How to Write an Executive Summary That Positions, Not Just Describes
The executive summary is the single most important paragraph in a CEO or C-suite resume. It's also the most commonly wasted.
What doesn't work
"Dynamic, results-driven CEO with 20 years of experience leading global organisations through growth and transformation. Proven ability to inspire teams, build cultures, and deliver shareholder value."
This describes every candidate on the search firm's longlist. It positions nothing and proves nothing.
What works
"PE-backed growth CEO with three consecutive scale-up mandates — most recently took a £45M ARR B2B SaaS business to £180M over 4 years, culminating in a £620M trade sale. Specialize in the Series C to exit phase: building enterprise sales motion, internationalising into EMEA, and preparing businesses for strategic M&A processes."
This version names the archetype (PE-backed growth CEO), the mandate type (Series C to exit), a specific outcome with a timeline (£45M to £180M ARR), and the functional specialisation that makes the candidate distinctive (enterprise sales motion, internationalisation, M&A readiness). A search consultant can brief a board from this paragraph alone.
Pro tip: Write your summary as if a headhunter needs to describe you to a board in two sentences at a cocktail party. If they couldn't do it from your current summary — rewrite it.
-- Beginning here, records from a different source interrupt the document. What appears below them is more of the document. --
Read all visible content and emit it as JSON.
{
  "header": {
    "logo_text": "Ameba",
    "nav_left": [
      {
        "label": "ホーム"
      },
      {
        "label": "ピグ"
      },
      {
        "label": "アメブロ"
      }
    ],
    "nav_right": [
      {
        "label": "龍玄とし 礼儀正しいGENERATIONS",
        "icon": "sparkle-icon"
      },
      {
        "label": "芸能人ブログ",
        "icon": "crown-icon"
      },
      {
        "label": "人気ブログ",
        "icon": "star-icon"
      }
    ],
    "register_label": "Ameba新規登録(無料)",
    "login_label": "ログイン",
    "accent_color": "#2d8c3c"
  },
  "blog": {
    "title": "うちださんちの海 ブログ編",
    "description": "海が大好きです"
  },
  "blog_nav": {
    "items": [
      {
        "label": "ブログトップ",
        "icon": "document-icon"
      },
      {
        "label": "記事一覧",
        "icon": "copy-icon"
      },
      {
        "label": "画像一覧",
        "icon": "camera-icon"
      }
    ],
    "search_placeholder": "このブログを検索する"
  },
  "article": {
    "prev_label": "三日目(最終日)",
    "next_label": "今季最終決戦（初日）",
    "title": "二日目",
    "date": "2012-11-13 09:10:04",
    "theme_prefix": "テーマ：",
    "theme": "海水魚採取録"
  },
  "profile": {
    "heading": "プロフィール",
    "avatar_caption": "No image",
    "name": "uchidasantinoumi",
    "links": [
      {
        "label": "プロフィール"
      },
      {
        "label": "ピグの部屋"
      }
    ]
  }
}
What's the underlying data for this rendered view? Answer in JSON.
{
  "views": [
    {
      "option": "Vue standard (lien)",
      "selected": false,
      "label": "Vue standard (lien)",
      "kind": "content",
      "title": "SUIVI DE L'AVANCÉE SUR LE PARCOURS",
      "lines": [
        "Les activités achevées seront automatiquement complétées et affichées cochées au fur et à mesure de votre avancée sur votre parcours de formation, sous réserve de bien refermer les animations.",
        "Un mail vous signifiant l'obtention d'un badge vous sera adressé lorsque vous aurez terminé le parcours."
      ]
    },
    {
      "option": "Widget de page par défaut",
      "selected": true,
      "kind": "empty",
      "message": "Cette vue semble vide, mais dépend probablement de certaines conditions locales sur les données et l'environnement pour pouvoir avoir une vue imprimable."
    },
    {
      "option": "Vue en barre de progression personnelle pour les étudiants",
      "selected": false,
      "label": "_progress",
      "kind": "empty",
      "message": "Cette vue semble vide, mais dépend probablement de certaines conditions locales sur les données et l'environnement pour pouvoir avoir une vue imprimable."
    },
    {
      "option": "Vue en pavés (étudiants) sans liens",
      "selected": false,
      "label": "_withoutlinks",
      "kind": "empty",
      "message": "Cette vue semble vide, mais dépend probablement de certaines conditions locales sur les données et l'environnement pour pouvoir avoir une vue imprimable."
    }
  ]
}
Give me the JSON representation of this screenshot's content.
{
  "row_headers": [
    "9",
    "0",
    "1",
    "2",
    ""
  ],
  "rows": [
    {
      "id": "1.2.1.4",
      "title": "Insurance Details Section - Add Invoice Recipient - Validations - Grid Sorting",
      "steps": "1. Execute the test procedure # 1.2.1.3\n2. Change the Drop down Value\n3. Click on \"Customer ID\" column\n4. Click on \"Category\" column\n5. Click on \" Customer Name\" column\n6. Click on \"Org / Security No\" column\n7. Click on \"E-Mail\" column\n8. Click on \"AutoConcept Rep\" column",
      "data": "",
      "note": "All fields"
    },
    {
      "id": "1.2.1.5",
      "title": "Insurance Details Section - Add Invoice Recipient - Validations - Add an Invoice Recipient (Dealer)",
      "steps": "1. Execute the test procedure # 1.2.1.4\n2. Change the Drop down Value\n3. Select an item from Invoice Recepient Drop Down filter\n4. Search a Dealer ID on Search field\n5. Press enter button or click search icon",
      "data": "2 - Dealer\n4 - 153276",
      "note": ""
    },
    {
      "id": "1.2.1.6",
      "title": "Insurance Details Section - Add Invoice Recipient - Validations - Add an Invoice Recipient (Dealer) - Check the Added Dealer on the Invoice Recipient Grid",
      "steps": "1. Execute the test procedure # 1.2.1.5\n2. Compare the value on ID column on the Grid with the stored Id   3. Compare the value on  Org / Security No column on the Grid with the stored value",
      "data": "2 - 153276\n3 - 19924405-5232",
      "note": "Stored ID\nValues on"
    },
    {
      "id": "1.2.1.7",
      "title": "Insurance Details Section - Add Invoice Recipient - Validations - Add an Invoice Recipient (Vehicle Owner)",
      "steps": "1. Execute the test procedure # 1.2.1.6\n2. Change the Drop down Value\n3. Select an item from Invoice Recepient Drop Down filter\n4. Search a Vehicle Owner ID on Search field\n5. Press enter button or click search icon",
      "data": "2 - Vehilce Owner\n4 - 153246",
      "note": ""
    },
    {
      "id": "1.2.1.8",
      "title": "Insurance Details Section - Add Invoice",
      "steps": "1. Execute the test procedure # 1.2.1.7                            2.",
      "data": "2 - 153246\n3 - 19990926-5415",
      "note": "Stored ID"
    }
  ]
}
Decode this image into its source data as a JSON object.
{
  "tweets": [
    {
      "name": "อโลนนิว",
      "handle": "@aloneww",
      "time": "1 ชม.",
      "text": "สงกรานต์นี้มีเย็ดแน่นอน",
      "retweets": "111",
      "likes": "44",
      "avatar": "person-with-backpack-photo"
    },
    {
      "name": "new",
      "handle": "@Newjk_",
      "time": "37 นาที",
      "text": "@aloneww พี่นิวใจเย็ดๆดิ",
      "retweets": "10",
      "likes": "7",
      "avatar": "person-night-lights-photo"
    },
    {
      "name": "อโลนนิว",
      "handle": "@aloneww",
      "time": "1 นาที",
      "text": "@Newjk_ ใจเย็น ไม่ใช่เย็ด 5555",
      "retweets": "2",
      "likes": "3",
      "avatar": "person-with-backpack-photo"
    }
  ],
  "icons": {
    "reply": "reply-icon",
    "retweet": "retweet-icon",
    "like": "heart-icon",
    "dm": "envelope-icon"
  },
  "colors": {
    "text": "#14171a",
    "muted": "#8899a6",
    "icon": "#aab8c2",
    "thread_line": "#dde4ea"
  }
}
For the formatting and visual dimension of executive-level documents, our resume fonts and design guide covers what works at senior level — where restraint and legibility matter more than visual creativity. And if you're preparing a cover letter alongside your resume, our cover letter tips cover the executive approach, which differs significantly from functional-level applications.
CEO and Executive Resume FAQs
How long should a CEO resume be?
Two to three pages. One page undersells the depth of a C-suite career. More than three pages suggests an inability to prioritise — which is not the signal you want to send at this level. Each role should have a scope line (company type, revenue, headcount) and 3-4 outcome-led bullets maximum. Older roles can be compressed to two lines.
Should I include board memberships and NED roles?
Always — and give them their own section, not a footnote. Board experience signals governance maturity, fiduciary accountability, and the ability to manage relationships with investors and ownership structures. For PE-backed executive roles, this is often a primary filter.
Do executive resumes need to be ATS-optimised?
Less so than at other career levels — the majority of senior executive roles are filled through search firms, not public job postings. That said, for roles that are posted (typically public sector, FTSE-listed, and some US corporate roles), standard keyword hygiene still matters. Read our ATS resume tips guide for the foundational approach — then apply it selectively.
What format should an executive resume be submitted in?
PDF for direct submissions — it preserves formatting across all systems. Word for search firm submissions — many search firms edit and reformat executive CVs before presenting them to clients, and they need an editable document. Our PDF vs Word guide covers the format decision in full.